Solar panels power 12 homes in Las Piedras, Puerto Rico.

Solar panels power a dozen homes in Las Piedras, Puerto Rico.

Dennis M. Rivera Pichardo / AP

What’s at Stake

Puerto Rico’s reliance on imported fossil fuels has had dire impacts on the environment, climate, and public health.


Community and environmental groups in Puerto Rico have developed a compelling vision of what a clean, affordable, and resilient grid looks like in Puerto Rico — a plan that combines solar, wind, and wave energy, alongside energy efficiency efforts, demand response programs, and battery storage systems.

With that mix, Puerto Rico could not only fulfill the obligations outlined in the island's law to reach 100% clean energy by 2050, but it could also rebuild its grid to ensure the island is more resilient to future hurricanes.

Puerto Rico’s electrical grid depends almost solely on imported oil, coal, and methane.

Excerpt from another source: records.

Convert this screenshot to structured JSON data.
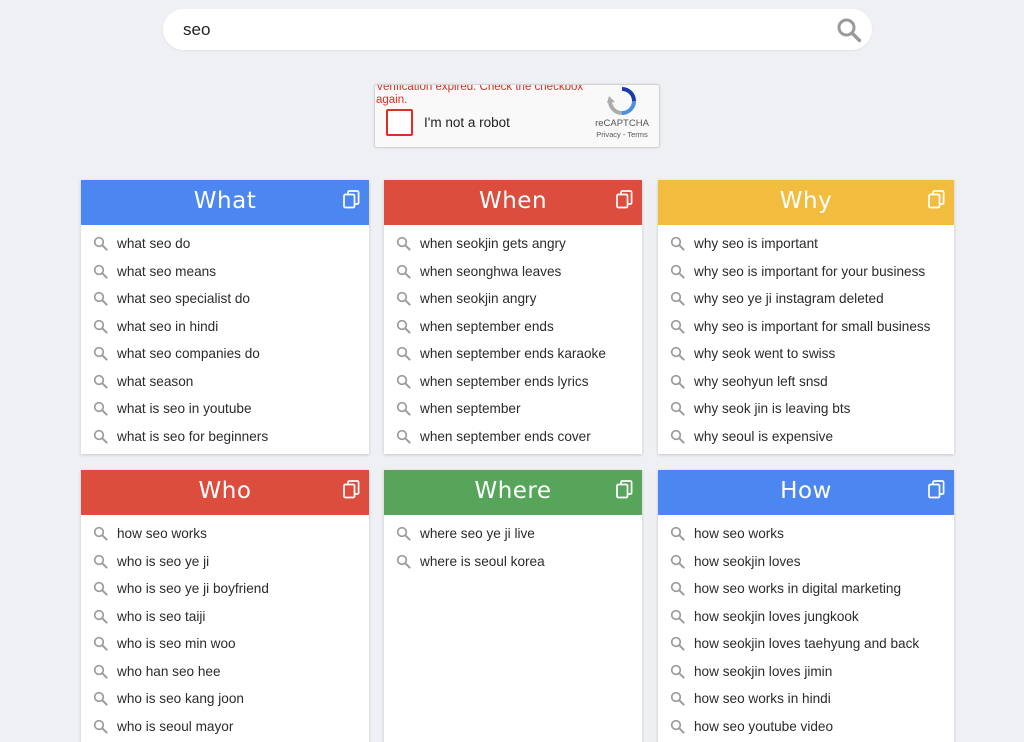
{
  "search": {
    "value": "seo",
    "placeholder": ""
  },
  "captcha": {
    "error": "Verification expired. Check the checkbox again.",
    "label": "I'm not a robot",
    "brand": "reCAPTCHA",
    "terms": "Privacy - Terms"
  },
  "colors": {
    "blue": "#4c86f0",
    "red": "#dc4d3d",
    "yellow": "#f2bd3e",
    "green": "#56a55b",
    "error": "#d93025"
  },
  "cards": [
    {
      "title": "What",
      "color": "blue",
      "items": [
        "what seo do",
        "what seo means",
        "what seo specialist do",
        "what seo in hindi",
        "what seo companies do",
        "what season",
        "what is seo in youtube",
        "what is seo for beginners"
      ]
    },
    {
      "title": "When",
      "color": "red",
      "items": [
        "when seokjin gets angry",
        "when seonghwa leaves",
        "when seokjin angry",
        "when september ends",
        "when september ends karaoke",
        "when september ends lyrics",
        "when september",
        "when september ends cover"
      ]
    },
    {
      "title": "Why",
      "color": "yellow",
      "items": [
        "why seo is important",
        "why seo is important for your business",
        "why seo ye ji instagram deleted",
        "why seo is important for small business",
        "why seok went to swiss",
        "why seohyun left snsd",
        "why seok jin is leaving bts",
        "why seoul is expensive"
      ]
    },
    {
      "title": "Who",
      "color": "red",
      "items": [
        "how seo works",
        "who is seo ye ji",
        "who is seo ye ji boyfriend",
        "who is seo taiji",
        "who is seo min woo",
        "who han seo hee",
        "who is seo kang joon",
        "who is seoul mayor"
      ]
    },
    {
      "title": "Where",
      "color": "green",
      "items": [
        "where seo ye ji live",
        "where is seoul korea"
      ]
    },
    {
      "title": "How",
      "color": "blue",
      "items": [
        "how seo works",
        "how seokjin loves",
        "how seo works in digital marketing",
        "how seokjin loves jungkook",
        "how seokjin loves taehyung and back",
        "how seokjin loves jimin",
        "how seo works in hindi",
        "how seo youtube video"
      ]
    }
  ]
}
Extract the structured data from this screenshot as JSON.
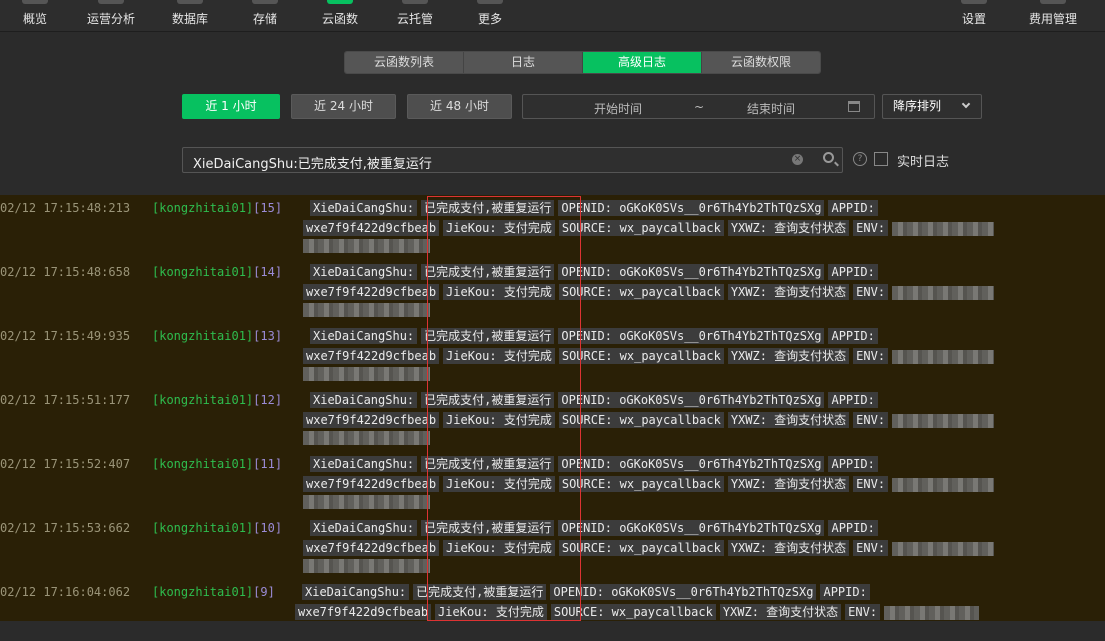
{
  "toolbar": {
    "items": [
      {
        "label": "概览"
      },
      {
        "label": "运营分析"
      },
      {
        "label": "数据库"
      },
      {
        "label": "存储"
      },
      {
        "label": "云函数"
      },
      {
        "label": "云托管"
      },
      {
        "label": "更多"
      },
      {
        "label": "设置"
      },
      {
        "label": "费用管理"
      }
    ]
  },
  "tabs": [
    {
      "label": "云函数列表"
    },
    {
      "label": "日志"
    },
    {
      "label": "高级日志"
    },
    {
      "label": "云函数权限"
    }
  ],
  "filters": {
    "last1h": "近 1 小时",
    "last24h": "近 24 小时",
    "last48h": "近 48 小时",
    "start_placeholder": "开始时间",
    "separator": "~",
    "end_placeholder": "结束时间",
    "sort_label": "降序排列"
  },
  "search": {
    "value": "XieDaiCangShu:已完成支付,被重复运行",
    "realtime_label": "实时日志",
    "help": "?"
  },
  "logs": [
    {
      "ts": "02/12 17:15:48:213",
      "src": "[kongzhitai01]",
      "num": "[15]"
    },
    {
      "ts": "02/12 17:15:48:658",
      "src": "[kongzhitai01]",
      "num": "[14]"
    },
    {
      "ts": "02/12 17:15:49:935",
      "src": "[kongzhitai01]",
      "num": "[13]"
    },
    {
      "ts": "02/12 17:15:51:177",
      "src": "[kongzhitai01]",
      "num": "[12]"
    },
    {
      "ts": "02/12 17:15:52:407",
      "src": "[kongzhitai01]",
      "num": "[11]"
    },
    {
      "ts": "02/12 17:15:53:662",
      "src": "[kongzhitai01]",
      "num": "[10]"
    },
    {
      "ts": "02/12 17:16:04:062",
      "src": "[kongzhitai01]",
      "num": "[9]"
    }
  ],
  "log_tokens": {
    "key1": "XieDaiCangShu:",
    "val1": "已完成支付,被重复运行",
    "openid": "OPENID: oGKoK0SVs__0r6Th4Yb2ThTQzSXg",
    "appid_key": "APPID:",
    "appid_val": "wxe7f9f422d9cfbeab",
    "jiekou": "JieKou: 支付完成",
    "source": "SOURCE: wx_paycallback",
    "yxwz": "YXWZ: 查询支付状态",
    "env": "ENV:"
  }
}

The island’s existing electrical system consists mostly of a network of large centralized power plants in the less populated and less prosperous southern end of the island. The power travels along transmission lines that traverse the island’s mountainous region and dense tropical forests. The infrastructure is old and malfunctions frequently.

For decades, Puerto Ricans have been pushing the Puerto Rico Electric Power Authority and the government to transition to clean energy and address the grave economic and environmental issues presented by the current system. Solar energy is abundant in Puerto Rico. A 2009 study by the University of Puerto Rico at Mayagüez states that with the proper infrastructure, the island could more than meet its annual energy needs through renewables.

Earthjustice attorneys are representing community and environmental groups in Puerto Rico as they press the government for meaningful action to transition to clean energy.